Continue reading at: http://libcom.org/news/indignados-seville-barcelona-reports-spanishrevolution-13062011
From Common Dreams: http://www.commondreams.org/view/2011/06/15-4
Spain’s ‘Indignant Ones’
While “Europe’s slow-motion financial collapse” – as Mother Jones magazine described it in a June 6th article – continues to unravel, Spain, like other European states continues to implement anti-social-neo-liberal policies with strong opposition from the citizenry.
It has been one month since the country’s ‘Indignados’ (Indignant Ones) movement claimed nonviolently sixty city-squares in cities across the country, calling for economic democracy, political justice and peace. Since then, much has happened within Spanish borders, and what is happening there is clearly spreading across Europe, where we have already witnessed social movements making similar demands. We have seen the Bastille in Paris, taken nonviolently by French ‘Indignados’ only to be quickly reclaimed by the country’s police force. We have observed the rise of a parallel movement in Portugal where most city squares have also been camped on by ‘Indignados’, and where only hours before the country’s general elections protestors in Lisbon were attacked and beaten by police. We have witnessed how on that same night, in Athens, Greece, 80,000 protestors congregated in the city’s main square in opposition to the country’s ‘austerity measures’, waving banners in solidarity with the ‘Indignados’ of Spain and of other European country’s.
Wherever you focus in Europe you hear the same cries of indignation. In some countries with more intensity than others, but the cry is becoming louder everywhere, and what seemed like a slow-motion financial collapse, is rapidly becoming an accelerated social catastrophe. Specifically in Spain, despite the political elite presenting a country recovering from the financial collapse, everyday things are getting worse economically, politically, and socially, and protest although nonviolent for the most part, could be on the verge of becoming violent unless political and economic elites begin to make some concessions.
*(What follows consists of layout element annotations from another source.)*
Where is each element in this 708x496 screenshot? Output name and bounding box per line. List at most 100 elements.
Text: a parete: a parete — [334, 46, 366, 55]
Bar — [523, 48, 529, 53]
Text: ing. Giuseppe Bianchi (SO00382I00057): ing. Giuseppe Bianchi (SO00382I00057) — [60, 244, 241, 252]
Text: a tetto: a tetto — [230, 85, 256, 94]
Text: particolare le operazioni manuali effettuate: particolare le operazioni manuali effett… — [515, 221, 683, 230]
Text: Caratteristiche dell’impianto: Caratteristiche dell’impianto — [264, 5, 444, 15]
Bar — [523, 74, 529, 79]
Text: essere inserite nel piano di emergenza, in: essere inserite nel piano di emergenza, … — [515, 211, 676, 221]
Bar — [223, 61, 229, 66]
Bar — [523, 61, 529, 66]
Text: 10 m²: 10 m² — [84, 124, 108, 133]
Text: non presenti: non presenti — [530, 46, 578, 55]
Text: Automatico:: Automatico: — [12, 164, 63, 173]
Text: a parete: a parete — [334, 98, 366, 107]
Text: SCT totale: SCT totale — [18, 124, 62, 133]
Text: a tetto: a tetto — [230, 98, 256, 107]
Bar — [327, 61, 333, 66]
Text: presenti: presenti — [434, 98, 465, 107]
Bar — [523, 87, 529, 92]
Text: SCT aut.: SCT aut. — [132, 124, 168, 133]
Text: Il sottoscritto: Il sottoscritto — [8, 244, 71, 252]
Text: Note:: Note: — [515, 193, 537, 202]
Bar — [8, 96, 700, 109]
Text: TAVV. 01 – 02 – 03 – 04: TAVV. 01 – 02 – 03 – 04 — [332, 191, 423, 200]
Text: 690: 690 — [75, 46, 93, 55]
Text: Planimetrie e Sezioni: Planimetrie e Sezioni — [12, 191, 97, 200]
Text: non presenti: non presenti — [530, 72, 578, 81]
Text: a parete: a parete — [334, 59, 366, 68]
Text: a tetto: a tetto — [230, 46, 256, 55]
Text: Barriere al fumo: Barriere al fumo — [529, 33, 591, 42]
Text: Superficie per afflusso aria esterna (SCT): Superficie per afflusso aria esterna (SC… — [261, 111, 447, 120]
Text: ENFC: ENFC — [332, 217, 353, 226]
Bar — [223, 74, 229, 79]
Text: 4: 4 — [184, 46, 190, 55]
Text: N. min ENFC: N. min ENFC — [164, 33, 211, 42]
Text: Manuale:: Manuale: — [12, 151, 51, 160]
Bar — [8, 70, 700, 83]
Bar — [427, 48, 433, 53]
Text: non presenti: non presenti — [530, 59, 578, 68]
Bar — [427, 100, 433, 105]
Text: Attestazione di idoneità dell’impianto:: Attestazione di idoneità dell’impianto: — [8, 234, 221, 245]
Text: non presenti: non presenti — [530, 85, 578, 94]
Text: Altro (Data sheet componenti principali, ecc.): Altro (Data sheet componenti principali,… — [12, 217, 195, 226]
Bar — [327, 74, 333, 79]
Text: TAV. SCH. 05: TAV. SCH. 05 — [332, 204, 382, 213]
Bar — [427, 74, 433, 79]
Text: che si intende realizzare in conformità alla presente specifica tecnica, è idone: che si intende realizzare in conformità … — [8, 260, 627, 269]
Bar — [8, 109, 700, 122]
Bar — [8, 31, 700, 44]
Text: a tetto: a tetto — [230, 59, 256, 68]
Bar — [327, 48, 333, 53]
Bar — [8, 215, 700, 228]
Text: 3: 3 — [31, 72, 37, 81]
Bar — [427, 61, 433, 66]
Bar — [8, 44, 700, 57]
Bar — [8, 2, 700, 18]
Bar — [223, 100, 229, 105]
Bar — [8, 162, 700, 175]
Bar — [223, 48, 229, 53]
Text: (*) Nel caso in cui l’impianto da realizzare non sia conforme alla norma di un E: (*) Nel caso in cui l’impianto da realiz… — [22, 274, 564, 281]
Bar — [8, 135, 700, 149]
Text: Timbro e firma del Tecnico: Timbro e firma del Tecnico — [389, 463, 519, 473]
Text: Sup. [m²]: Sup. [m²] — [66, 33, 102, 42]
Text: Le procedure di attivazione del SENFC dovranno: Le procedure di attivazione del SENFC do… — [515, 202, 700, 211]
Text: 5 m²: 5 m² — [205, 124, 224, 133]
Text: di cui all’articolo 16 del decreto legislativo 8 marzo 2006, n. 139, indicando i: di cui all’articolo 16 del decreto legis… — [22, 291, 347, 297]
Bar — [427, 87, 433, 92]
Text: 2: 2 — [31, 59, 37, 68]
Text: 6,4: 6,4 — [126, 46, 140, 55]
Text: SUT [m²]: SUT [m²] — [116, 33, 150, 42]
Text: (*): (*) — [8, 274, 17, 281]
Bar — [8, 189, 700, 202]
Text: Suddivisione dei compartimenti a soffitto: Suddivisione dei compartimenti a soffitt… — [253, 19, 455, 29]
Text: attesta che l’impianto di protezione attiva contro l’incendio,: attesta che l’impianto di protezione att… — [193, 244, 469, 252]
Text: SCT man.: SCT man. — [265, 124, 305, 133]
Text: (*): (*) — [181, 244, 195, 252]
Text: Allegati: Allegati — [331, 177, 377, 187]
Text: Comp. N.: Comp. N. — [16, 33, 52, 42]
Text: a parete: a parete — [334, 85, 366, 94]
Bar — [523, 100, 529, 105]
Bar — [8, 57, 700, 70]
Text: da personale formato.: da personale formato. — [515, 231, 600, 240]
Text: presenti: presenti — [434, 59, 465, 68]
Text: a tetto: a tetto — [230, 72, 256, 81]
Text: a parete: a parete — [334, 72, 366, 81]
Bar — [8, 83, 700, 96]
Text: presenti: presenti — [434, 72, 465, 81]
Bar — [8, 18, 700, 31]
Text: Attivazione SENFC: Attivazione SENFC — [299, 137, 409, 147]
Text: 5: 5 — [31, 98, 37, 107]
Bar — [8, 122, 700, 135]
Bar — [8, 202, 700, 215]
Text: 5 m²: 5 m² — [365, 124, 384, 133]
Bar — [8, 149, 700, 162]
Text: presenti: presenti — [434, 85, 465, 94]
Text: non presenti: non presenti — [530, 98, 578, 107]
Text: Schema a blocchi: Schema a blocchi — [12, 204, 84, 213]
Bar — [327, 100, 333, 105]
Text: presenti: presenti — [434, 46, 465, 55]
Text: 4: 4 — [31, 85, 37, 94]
On the economic front, Spain began June with comments from the European Commission about the potential of the country missing its economic growth and budget-deficit targets for the year; its recommendation was further economic reform. Then a report from the ratings agency Moody’s, pointed out that the high Catalan deficit was affecting the solvency of the whole of Spain. A few days later, in the region of Castilla-La Mancha, the incoming administration of the rightwing Popular party (PP), before even taking office, had already proclaimed that the region was “totally bankrupt”. Then, the National Statistics Institute revealed that Spain’s property sales in April had been the lowest since the institute began reporting in 2007. Obviously, this stream of negative news coupled with discussions taking place in Europe regarding a potential debt default by Greece, affected Spain’s bond sales and moved the country one step closer to a bailout, or a default followed by its subsequent debt restructuring.